A catalepsia do Rio
Enviado Sexta, 15 de Março de 2024.Por Gabriel Guimarães
A grande questão é: não haverá estado a administrar em 2026 se a situação fiscal não for resolvida
A catalepsia projetiva é um fenômeno que ocorre durante o sono em que basicamente acontece o seguinte: enquanto dormimos, nossa consciência desperta, mas não conseguimos nos mexer. O indivíduo, mesmo estando consciente, não pode agir para mudar o cenário. A dura realidade é que o Estado do Rio de Janeiro vive há alguns anos uma catalepsia projetiva que não dá sinais de encerramento — muito pelo contrário.
Desde 2014, a situação fiscal e econômica do estado é extremamente delicada. Salários atrasados e servidores vivendo com ajuda de cestas básicas foram o pano de fundo para a assinatura do acordo de recuperação fiscal em 2017.
A partir de então, o acordo tem sido a muleta política perfeita para os desmandos administrativos no estado, e a situação econômica não dá sinais de mudança. Somente em 2022 e 2023, o governo informou que houve aumento de R$ 15 bilhões na dívida líquida. A dívida do estado com a União é de, aproximadamente, R$ 188 bilhões, segundo o governo.

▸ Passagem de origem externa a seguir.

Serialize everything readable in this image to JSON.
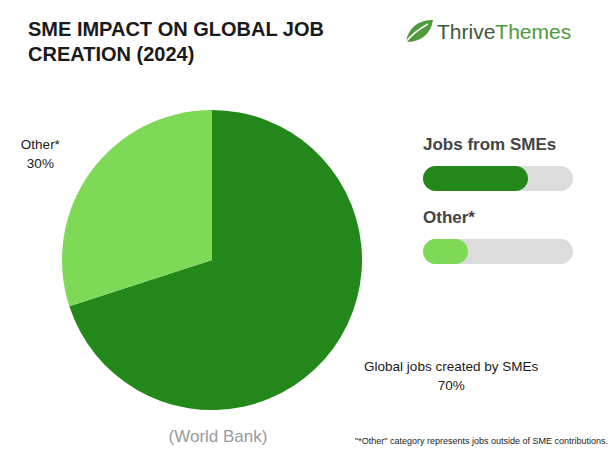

Associado à catalepsia da insolvência fiscal, temos o prenúncio de uma disputa política avassaladora. As movimentações políticas em prol da sucessão de Cláudio Castro — por causa de uma possível candidatura ao Senado — põem em xeque o convívio harmonioso entre os Poderes. Nesse cenário, o vice-governador Thiago Pampolha, então do União Brasil, filiou-se ao MDB contra a vontade do chefe do Executivo estadual e foi demitido sumariamente da Secretaria de Meio Ambiente, que ocupava desde 2020.
A entrada de Pampolha no MDB — e sua saída do União Brasil — está vinculada à chegada de Rodrigo Bacellar, presidente da Assembleia Legislativa (Alerj), a este partido. Bacellar passou a dar as cartas no União Brasil no estado, enquanto o vice-governador não tinha a mesma influência. Ambos almejam, por caminhos e alianças diferentes, concorrer à cadeira de Cláudio Castro em 2026.
O enfrentamento político é desejável e saudável nas democracias. A situação econômica e social do Rio de Janeiro, porém, não suportará um futuro governador (ainda que por pouco tempo) em franca disputa com um presidente da Alerj. Essa rota de colisão — que já vem sendo alimentada — faz com que o debate político fluminense seja em torno da sucessão do Executivo, e não da crise econômica e fiscal que assola o estado.
A grande questão é: não haverá estado a administrar em 2026 se a situação fiscal não for resolvida. Enquanto a classe política fluminense não compreender que a agenda fiscal deve ser a prioridade de todos, as disputas políticas prejudicarão as necessidades do funcionamento do Rio de Janeiro.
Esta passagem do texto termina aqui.